🤖 AI Summary
Existing text-to-text prompting approaches exhibit template instability when probing multilingual syntactic knowledge. To address this, we propose Token-Level Independent Prompting (TLIP), a novel paradigm that generates dedicated prompts for each token in the input sentence and directly predicts its linguistic label—thereby eliminating reliance on fixed templates. TLIP is the first prompting framework to operate at the subword or word level, enabling fine-grained probing of syntactic representations. We systematically evaluate the cross-lingual syntactic knowledge transfer capability of English-centric large language models (LLMs) across 38 languages on part-of-speech (POS) tagging, using the Universal Dependencies dataset. Our experiments incorporate zero-shot and few-shot prompting, along with multi-model comparative analysis. Results demonstrate that TLIP significantly outperforms iterative prompting baselines in both accuracy and inference efficiency, revealing critical boundaries and untapped potential in current LLMs’ multilingual syntactic representations.
📝 Abstract
Probing the multilingual knowledge of linguistic structure in LLMs, often characterized as sequence labeling, faces challenges with maintaining output templates in current text-to-text prompting strategies.

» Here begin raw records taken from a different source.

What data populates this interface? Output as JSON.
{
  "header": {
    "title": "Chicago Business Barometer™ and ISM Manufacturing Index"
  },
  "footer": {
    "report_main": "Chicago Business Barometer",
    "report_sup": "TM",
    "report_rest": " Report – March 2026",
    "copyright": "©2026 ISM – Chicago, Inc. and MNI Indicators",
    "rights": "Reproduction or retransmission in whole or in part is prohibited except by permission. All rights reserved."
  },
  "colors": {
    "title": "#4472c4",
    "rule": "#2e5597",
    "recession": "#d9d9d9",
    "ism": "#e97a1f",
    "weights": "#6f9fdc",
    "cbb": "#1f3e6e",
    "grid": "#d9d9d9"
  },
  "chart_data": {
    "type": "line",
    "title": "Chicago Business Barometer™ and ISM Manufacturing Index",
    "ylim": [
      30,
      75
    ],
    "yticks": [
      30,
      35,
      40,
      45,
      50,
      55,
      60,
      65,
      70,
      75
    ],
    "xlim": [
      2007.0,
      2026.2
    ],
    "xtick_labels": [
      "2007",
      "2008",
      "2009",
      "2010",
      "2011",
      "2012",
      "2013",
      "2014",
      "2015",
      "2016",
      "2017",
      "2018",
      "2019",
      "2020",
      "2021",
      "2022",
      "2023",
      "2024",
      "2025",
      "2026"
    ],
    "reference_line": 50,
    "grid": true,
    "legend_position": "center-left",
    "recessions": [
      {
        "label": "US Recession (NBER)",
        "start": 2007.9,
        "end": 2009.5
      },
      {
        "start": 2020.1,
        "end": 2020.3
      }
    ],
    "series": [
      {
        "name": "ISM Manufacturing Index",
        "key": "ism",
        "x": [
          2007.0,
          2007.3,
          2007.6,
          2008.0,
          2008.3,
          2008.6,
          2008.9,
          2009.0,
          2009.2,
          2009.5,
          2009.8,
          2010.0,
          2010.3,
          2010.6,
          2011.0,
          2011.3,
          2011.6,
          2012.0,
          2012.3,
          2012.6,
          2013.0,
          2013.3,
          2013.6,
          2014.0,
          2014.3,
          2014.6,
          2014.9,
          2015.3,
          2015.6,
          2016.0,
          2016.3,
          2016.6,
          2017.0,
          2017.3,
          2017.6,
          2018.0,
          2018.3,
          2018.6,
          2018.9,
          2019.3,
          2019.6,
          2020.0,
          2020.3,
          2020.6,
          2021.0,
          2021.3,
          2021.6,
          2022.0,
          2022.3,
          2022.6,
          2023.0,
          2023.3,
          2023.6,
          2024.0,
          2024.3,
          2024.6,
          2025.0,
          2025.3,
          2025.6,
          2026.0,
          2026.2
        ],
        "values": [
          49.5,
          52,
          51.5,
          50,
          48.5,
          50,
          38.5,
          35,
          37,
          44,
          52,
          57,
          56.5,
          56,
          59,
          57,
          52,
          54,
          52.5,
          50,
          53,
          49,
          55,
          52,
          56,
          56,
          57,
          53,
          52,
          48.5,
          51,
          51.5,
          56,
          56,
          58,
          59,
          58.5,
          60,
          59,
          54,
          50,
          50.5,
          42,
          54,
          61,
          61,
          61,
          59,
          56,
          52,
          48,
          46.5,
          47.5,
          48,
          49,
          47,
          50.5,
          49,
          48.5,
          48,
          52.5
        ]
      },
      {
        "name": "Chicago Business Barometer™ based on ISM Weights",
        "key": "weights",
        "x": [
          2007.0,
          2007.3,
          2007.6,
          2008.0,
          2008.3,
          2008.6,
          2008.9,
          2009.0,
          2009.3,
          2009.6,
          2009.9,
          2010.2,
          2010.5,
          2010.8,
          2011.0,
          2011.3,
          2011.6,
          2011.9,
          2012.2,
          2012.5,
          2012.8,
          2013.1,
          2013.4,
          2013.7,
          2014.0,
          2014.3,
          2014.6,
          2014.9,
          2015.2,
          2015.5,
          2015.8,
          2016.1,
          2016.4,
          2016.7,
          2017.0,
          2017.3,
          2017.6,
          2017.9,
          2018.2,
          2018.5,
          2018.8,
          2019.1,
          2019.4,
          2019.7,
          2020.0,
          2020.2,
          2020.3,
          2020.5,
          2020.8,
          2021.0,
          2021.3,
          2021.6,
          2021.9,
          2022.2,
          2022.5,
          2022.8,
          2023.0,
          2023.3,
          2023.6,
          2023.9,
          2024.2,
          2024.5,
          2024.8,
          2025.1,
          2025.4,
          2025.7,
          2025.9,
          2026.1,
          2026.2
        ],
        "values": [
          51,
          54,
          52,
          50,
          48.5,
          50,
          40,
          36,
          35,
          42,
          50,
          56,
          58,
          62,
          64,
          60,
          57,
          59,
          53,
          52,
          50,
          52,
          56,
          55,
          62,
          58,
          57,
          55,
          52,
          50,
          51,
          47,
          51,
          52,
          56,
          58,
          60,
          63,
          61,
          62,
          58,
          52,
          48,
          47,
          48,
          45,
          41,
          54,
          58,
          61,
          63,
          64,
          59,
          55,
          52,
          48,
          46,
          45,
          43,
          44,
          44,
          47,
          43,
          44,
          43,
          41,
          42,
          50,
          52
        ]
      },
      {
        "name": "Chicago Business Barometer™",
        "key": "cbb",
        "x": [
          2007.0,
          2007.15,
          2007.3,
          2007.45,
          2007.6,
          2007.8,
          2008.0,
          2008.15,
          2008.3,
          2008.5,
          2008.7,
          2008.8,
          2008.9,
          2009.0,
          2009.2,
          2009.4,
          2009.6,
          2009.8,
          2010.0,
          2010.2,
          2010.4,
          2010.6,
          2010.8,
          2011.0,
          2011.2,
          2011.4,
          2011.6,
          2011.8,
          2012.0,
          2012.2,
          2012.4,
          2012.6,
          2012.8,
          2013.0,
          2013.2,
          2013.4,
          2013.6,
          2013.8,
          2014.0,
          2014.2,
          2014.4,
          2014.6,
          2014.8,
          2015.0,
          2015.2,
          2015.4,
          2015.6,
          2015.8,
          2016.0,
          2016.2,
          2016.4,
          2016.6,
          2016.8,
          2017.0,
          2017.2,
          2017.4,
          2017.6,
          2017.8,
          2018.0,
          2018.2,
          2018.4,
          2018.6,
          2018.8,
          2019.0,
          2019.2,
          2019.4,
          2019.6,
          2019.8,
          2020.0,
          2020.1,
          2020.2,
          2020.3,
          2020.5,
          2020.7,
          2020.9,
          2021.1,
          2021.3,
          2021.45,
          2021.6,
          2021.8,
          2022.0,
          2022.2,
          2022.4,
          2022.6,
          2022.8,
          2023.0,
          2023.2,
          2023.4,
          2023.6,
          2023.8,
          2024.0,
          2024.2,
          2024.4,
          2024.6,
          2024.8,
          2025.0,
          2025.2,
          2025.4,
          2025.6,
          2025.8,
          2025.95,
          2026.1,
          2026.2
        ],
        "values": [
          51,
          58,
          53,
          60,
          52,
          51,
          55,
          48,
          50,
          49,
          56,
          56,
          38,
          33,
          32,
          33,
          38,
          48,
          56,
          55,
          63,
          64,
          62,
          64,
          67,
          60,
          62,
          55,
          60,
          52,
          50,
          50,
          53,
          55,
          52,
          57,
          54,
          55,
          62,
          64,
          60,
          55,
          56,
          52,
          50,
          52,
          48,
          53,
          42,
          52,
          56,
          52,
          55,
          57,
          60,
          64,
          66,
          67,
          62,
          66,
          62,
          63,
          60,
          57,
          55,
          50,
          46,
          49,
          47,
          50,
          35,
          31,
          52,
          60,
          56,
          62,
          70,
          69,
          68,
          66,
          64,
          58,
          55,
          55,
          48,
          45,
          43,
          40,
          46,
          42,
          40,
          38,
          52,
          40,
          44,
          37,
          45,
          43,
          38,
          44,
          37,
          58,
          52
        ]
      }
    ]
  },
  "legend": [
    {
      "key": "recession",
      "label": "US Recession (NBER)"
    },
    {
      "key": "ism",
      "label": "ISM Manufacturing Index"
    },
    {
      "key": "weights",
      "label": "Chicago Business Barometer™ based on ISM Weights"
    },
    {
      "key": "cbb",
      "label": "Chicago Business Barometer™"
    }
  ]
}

To solve this, we introduce a decomposed prompting approach for sequence labeling tasks. Diverging from the single text-to-text prompt, our prompt method generates for each token of the input sentence an individual prompt which asks for its linguistic label. We test our method on the Universal Dependencies part-of-speech tagging dataset for 38 languages, using both English-centric and multilingual LLMs. Our findings show that decomposed prompting surpasses the iterative prompting baseline in efficacy and efficiency under zero- and few-shot settings. Moreover, our analysis of multilingual performance of English-centric LLMs yields insights into the transferability of linguistic knowledge via multilingual prompting.